Part 59 (1/2)
She started to put her arm around him, but it was weighed down with the
white plaster cast. That had the fear bubbling quick again. She could
hear in her mind the sound of that dry snap, the screaming pain that had
followed.
It hadn't been a dream-and if it had been real, then the rest ...
”Where's Darren?”
She would ask that first, Brian thought as he squeezed his eyes tightly
shut. How could he tell her? How could he tell her what he had yet to
understand or believe himself ? She was only a child. His only child.
”Emma.” He kissed her cheek, her temple, her forehead, as if somehow
that would ease the pain, for both of them.

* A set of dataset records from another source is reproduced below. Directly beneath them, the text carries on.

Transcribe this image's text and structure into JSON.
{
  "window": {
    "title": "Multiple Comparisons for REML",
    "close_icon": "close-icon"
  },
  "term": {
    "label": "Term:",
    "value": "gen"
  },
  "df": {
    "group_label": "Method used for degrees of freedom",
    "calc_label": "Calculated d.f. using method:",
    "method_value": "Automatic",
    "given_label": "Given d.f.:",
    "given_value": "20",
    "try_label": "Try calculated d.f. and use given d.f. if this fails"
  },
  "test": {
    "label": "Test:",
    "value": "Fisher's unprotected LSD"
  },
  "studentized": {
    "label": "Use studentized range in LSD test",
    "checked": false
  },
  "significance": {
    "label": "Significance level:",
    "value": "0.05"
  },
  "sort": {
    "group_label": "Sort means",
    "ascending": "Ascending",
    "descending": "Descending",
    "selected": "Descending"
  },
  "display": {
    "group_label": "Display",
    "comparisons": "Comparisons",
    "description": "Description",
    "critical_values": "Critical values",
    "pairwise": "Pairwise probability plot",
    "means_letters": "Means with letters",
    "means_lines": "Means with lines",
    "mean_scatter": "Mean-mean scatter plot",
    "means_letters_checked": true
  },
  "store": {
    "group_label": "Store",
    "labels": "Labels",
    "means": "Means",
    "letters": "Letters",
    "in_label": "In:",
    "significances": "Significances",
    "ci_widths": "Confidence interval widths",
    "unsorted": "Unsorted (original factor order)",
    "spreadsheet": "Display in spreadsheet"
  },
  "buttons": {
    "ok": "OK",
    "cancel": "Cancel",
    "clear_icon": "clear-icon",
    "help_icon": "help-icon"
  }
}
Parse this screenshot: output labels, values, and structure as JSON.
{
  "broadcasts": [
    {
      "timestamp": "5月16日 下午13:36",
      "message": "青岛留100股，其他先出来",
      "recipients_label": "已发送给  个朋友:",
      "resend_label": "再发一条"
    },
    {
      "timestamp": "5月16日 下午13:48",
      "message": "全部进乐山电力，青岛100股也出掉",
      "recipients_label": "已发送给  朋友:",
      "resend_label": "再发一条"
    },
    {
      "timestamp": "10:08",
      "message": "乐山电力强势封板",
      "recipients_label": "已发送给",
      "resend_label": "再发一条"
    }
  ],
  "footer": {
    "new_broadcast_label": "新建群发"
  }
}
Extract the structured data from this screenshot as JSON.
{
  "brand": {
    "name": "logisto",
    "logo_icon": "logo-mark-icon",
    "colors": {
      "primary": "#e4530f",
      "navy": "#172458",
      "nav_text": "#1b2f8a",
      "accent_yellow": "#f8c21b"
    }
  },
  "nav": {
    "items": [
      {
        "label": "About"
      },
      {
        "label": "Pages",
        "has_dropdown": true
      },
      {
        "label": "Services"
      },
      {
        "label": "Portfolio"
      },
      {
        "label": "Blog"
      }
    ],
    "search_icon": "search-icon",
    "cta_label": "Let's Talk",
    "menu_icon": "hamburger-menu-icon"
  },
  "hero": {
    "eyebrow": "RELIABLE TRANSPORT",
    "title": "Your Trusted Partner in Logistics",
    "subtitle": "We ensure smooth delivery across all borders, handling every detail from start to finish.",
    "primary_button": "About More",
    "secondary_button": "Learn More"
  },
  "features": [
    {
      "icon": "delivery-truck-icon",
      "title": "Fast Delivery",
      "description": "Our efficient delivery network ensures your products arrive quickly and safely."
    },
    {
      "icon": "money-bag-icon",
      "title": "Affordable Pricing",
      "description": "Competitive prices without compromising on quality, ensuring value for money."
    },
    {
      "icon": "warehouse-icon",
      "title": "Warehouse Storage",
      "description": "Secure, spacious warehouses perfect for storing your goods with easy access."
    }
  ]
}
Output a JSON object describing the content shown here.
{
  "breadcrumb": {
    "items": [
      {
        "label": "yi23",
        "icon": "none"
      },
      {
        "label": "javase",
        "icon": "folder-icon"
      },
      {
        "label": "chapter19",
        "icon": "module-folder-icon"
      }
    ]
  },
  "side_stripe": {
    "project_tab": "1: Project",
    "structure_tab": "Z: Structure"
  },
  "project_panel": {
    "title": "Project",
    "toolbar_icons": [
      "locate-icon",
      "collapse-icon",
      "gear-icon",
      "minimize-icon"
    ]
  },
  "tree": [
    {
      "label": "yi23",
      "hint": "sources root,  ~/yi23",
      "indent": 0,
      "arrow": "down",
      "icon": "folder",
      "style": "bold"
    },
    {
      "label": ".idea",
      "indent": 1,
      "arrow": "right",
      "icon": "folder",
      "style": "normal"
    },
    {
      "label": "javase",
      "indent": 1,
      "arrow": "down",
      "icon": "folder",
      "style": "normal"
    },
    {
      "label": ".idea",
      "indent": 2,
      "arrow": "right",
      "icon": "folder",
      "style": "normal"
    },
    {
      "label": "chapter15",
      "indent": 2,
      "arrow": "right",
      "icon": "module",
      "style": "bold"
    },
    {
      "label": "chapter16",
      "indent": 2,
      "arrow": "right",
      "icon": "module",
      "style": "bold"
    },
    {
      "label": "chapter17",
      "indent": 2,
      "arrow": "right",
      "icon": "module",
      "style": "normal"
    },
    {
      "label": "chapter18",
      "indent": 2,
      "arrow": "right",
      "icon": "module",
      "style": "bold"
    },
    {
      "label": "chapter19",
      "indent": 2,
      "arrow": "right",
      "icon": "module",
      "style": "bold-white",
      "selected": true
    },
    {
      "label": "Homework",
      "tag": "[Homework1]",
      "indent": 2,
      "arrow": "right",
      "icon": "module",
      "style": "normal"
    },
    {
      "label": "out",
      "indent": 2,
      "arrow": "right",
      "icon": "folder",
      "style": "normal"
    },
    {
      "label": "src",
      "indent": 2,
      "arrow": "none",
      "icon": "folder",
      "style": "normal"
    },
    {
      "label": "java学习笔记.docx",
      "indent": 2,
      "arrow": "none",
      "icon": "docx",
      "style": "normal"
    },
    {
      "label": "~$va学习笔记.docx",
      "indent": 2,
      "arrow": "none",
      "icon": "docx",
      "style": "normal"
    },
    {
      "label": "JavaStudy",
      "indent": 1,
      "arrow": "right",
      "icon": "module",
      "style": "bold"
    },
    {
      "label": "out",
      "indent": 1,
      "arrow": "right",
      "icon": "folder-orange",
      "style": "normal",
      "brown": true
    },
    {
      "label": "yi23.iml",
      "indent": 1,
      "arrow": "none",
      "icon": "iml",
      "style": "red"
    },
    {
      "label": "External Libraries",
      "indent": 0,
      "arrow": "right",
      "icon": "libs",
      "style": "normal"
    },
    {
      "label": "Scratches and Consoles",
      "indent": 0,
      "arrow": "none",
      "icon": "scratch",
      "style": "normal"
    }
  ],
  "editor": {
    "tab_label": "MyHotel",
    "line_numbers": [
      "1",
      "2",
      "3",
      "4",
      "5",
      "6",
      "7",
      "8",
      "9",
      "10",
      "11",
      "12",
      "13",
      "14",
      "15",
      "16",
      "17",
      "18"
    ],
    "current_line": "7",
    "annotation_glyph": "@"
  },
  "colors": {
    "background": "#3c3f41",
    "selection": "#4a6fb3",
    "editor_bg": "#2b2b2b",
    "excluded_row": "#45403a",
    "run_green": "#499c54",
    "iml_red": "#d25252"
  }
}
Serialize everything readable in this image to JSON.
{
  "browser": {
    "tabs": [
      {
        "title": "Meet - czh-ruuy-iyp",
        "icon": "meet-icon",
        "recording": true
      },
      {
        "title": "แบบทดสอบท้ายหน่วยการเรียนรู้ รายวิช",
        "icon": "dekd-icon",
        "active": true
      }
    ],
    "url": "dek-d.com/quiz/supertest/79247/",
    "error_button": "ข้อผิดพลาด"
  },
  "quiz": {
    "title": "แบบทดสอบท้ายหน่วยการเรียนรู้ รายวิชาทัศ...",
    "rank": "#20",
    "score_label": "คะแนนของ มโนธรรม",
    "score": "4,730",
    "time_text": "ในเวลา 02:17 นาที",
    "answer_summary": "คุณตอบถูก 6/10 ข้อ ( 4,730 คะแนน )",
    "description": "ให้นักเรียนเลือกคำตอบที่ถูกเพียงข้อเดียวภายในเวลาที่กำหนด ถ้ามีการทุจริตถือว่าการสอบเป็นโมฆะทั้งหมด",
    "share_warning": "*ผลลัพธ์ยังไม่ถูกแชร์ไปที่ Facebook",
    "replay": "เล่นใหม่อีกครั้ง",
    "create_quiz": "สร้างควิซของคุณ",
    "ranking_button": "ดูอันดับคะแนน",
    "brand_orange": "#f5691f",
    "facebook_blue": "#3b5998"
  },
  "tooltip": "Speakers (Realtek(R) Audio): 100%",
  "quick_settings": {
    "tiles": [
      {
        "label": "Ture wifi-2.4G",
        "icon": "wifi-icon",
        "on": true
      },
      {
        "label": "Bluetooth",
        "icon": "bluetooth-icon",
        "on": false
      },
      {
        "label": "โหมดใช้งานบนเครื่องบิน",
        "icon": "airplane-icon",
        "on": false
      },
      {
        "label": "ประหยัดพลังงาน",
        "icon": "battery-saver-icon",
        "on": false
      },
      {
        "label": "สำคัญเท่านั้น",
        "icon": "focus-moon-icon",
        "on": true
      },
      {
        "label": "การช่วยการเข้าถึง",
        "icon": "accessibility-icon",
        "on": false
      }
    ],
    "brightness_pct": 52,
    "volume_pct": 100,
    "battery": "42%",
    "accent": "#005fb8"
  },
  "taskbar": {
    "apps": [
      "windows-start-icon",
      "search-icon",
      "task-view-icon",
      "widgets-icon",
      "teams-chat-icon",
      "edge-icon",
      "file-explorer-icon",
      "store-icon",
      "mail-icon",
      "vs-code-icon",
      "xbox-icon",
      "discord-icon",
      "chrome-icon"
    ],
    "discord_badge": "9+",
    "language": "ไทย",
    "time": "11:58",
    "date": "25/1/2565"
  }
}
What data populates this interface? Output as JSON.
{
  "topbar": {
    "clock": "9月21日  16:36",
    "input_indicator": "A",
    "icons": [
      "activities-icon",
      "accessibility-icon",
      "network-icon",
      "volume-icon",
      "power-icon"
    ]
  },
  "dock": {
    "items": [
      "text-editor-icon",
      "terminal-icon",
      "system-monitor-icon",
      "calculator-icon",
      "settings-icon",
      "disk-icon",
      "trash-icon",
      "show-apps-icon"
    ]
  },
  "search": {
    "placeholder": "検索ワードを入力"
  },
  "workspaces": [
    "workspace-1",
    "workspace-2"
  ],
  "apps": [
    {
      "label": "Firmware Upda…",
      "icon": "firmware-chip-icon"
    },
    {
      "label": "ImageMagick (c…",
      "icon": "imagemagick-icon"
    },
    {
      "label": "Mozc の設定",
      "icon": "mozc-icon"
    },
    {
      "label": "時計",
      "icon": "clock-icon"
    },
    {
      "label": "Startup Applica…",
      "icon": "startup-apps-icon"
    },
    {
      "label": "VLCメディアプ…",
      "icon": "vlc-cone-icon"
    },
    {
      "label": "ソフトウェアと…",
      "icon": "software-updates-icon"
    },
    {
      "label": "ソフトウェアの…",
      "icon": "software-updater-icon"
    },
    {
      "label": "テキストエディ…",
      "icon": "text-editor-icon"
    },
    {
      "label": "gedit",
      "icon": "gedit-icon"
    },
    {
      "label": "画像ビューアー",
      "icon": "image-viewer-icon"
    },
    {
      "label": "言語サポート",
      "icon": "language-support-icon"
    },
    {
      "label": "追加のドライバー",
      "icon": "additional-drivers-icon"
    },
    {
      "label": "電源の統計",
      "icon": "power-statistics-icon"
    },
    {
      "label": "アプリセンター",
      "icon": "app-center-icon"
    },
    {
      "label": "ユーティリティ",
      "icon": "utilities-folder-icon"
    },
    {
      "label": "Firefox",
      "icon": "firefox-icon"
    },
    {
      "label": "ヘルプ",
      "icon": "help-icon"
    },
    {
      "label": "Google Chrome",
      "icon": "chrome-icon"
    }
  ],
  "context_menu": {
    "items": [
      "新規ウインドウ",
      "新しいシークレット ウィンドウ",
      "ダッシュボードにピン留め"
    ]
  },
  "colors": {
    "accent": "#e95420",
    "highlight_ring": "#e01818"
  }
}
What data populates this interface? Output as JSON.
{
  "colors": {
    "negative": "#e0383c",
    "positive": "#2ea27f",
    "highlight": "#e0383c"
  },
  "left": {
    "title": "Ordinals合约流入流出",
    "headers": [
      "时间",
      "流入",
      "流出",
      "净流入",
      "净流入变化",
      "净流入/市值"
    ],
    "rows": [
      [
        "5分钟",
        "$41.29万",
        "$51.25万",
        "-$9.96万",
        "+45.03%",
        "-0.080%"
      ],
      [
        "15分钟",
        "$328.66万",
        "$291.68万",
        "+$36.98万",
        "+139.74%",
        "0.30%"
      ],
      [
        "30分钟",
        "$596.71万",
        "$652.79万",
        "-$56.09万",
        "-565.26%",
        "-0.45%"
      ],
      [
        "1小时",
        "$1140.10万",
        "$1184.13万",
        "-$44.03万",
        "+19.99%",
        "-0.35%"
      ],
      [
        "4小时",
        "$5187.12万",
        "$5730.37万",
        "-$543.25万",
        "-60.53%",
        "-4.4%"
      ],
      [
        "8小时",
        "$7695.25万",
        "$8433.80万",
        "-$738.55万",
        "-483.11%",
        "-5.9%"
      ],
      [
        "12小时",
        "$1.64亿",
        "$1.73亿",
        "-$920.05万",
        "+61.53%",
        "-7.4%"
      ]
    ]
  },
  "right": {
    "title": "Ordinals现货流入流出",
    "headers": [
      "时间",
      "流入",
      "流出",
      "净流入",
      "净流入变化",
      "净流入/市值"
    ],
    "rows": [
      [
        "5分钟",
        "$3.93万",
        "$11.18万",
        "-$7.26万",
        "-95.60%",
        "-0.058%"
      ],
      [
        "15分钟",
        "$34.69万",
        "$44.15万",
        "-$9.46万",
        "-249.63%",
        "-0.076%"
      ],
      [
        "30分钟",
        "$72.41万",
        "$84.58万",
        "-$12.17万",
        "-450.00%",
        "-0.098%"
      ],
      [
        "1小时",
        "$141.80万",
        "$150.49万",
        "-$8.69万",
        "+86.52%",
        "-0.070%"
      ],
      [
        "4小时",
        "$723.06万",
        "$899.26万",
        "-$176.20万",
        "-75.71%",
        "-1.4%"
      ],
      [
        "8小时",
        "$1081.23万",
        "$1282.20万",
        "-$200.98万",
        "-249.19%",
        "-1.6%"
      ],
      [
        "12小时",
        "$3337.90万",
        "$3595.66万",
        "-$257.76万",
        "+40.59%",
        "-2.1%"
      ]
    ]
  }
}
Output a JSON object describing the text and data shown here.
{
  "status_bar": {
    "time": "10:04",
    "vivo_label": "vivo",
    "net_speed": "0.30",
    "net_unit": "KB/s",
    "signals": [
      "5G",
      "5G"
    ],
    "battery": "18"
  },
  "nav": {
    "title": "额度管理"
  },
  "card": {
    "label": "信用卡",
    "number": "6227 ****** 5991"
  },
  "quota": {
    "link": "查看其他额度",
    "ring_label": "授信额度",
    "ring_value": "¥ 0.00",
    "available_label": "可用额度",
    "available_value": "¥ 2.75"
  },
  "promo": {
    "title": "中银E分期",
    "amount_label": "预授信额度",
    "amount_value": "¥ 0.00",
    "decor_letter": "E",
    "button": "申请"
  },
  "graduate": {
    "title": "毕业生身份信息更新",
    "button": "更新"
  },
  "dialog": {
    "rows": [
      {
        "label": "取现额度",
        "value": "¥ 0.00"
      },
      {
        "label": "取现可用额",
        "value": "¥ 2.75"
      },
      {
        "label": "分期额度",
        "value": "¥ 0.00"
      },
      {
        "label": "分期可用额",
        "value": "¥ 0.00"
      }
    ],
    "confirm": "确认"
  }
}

He took her hand. ”Do you
remember when I told you a story about angels, about how they live in
heaven?”
”They fly and play music and never hurt each other.”
Oh, he was clever, Brian thought bitterly, so clever to have woven such
a pretty tale. ”Yes, that's right. Sometimes special people become
angels.” He reached far back for his Catholic faith and found it weighed
heavily on his shoulders. ”Sometimes G.o.d loves these people so much he
wants them with him up in heaven. That's where Darren is now. He's an
angel in heaven.”
”No.” For the first time since she had crawled out from beneath the
dirty sink over three years before, she pushed away from her father. ”I
don't want him to be an angel.”
”Neither do I.”
”Tell G.o.d to send him back,” she said furiously. ”Right now.”
”I can't.” The tears were coming again; he couldn't stop them.